Bagaimana sesungguhnya masalah besar ini menurut
kacamata Islam? Apa ancaman yang akan diterima pelakunya? Beberapa uraian
berikut akan merangkum pendapat Imam Ibn al-Qayyim di dalam bukunya, ad-Dâ’Wa
ad-Dawâ.
Dalam pembahasan yang lalu sudah kami paparkan Ulasan
Argumentasi Masalah tentang permasalahan hukuman pelaku homoseksual.
Bahwasannya sudah menjadi kesepakatan Ulama atas keharaman
perbuatan homoseksual dan lesbian. Mereka akan mendapatkan hukuman (had) bunuh
di dunia. Namun para ulama berbeda pendapat dalam pelaksanaan hukuman bunuh
bagi pelakunya. Perbedaan itu dapat di klarifikasikan sebagai berikut:
- Dibakar.
Terdapat riwayat yang valid dari Khalid bin al-Walid
radhiyallahu ‘anhu bahwa ia pernah menemukan di suatu daerah pinggiran
perkampungan Arab seorang laki-laki yang menikah dengan sesamanya layaknya
wanita yang dinikahkan. Maka, ia pun mengabarkan hal itu kepada Abu Bakar
ash-Shiddiq radhiyallahu ‘anhu.
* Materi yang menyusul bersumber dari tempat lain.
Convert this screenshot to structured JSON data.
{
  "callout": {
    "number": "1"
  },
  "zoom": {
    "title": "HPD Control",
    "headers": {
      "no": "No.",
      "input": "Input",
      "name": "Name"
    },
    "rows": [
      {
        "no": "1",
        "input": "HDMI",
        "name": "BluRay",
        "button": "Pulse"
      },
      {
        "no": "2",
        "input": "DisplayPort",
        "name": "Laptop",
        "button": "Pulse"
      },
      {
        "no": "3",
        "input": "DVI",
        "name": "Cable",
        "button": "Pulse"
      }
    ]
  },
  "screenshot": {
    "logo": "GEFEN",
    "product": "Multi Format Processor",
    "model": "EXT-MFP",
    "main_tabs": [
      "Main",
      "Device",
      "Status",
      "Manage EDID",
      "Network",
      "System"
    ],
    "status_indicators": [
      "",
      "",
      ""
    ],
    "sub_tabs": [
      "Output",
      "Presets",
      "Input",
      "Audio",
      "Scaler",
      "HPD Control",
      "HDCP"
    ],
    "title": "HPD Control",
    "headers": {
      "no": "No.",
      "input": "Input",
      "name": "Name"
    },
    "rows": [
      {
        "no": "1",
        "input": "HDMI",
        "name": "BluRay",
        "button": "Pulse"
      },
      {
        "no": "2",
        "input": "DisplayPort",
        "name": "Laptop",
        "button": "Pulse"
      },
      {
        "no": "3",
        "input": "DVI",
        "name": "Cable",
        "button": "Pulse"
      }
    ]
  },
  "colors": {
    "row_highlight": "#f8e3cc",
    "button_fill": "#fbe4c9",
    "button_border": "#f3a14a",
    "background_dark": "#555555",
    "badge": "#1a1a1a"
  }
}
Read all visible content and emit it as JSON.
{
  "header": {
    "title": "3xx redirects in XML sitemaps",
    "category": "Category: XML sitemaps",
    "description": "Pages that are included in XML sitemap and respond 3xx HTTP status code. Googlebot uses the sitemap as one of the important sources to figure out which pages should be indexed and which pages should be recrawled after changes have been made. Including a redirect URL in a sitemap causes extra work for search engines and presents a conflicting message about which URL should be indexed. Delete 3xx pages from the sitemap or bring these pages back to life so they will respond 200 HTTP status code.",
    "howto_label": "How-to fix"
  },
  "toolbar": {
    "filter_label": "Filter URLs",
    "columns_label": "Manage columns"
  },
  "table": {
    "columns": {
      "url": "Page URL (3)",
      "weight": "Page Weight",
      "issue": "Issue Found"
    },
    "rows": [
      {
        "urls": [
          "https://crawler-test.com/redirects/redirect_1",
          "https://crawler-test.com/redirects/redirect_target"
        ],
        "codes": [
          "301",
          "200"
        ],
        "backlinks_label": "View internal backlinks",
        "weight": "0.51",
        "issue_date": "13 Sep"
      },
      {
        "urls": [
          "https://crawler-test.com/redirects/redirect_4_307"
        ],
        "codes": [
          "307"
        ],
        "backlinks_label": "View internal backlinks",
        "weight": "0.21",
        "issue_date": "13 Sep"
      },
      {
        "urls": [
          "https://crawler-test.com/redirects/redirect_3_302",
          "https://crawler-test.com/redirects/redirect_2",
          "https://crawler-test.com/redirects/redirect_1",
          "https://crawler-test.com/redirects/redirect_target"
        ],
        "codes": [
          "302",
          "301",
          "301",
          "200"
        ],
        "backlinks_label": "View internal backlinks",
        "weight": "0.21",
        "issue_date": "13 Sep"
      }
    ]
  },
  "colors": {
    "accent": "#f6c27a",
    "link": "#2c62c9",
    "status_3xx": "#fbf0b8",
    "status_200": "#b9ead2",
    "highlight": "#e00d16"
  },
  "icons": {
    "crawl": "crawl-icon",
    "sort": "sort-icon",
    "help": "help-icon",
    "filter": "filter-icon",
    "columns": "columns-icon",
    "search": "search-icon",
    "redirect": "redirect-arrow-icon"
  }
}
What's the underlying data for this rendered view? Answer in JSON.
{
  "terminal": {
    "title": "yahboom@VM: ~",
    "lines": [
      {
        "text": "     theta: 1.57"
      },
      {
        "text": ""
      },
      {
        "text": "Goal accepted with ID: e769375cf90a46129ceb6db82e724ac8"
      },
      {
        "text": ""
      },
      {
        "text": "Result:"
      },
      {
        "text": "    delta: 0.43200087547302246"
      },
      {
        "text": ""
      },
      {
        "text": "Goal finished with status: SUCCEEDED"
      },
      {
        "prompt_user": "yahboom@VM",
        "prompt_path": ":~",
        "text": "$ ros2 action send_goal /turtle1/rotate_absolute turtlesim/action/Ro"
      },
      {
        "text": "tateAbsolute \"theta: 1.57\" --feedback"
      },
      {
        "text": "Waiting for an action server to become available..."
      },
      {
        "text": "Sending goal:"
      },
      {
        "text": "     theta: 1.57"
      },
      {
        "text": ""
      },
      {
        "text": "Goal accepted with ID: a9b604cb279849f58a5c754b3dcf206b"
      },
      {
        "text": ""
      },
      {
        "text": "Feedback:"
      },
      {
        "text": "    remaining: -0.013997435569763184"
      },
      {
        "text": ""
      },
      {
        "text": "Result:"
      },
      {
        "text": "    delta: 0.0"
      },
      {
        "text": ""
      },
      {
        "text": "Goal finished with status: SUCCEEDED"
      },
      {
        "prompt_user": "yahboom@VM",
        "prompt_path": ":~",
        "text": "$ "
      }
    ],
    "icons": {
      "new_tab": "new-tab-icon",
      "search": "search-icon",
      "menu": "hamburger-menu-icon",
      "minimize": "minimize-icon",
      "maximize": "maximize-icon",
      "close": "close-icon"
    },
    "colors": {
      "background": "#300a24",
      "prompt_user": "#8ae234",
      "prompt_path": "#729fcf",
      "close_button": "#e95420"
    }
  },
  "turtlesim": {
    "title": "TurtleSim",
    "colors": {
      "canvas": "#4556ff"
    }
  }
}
Lalu beliau meminta pendapat para shahabat yang
lain, di antaranya ‘Ali bin Abi Thalib radhiyallahu ‘anhu yang mengambil
pendapat yang sangat tegas. Ia mengatakan, “Menurutku, hukumannya dibakar
dengan api.” Maka Abu Bakar pun mengirimkan balasan kepada Khalid bahwa
hukumannya ‘dibakar.’
Abu Bakar berkata: “ keduanya dibunuh dengan pedang
sebagai hukuman had di dunia, kemudian kedua palakunya dibakar dengan api
sebagai balasan keduanya dan sebagai pelajaran bagi selainnya.”
Berkata Al-Hafidz Al-Mundhiri: “Abu Bakar, Ali bin Abi
Thalib, Abdullah bin Zubair, dan Hisam bin Abdul Malik Radhiyallahu ‘Anhum membakar
dengan api para pelaku homoseksual. Mereka lakukan itu semua setelah mereka
bunuh kedua palakunya dengan pedang atau dengan cara rajam dengan batu.”[1]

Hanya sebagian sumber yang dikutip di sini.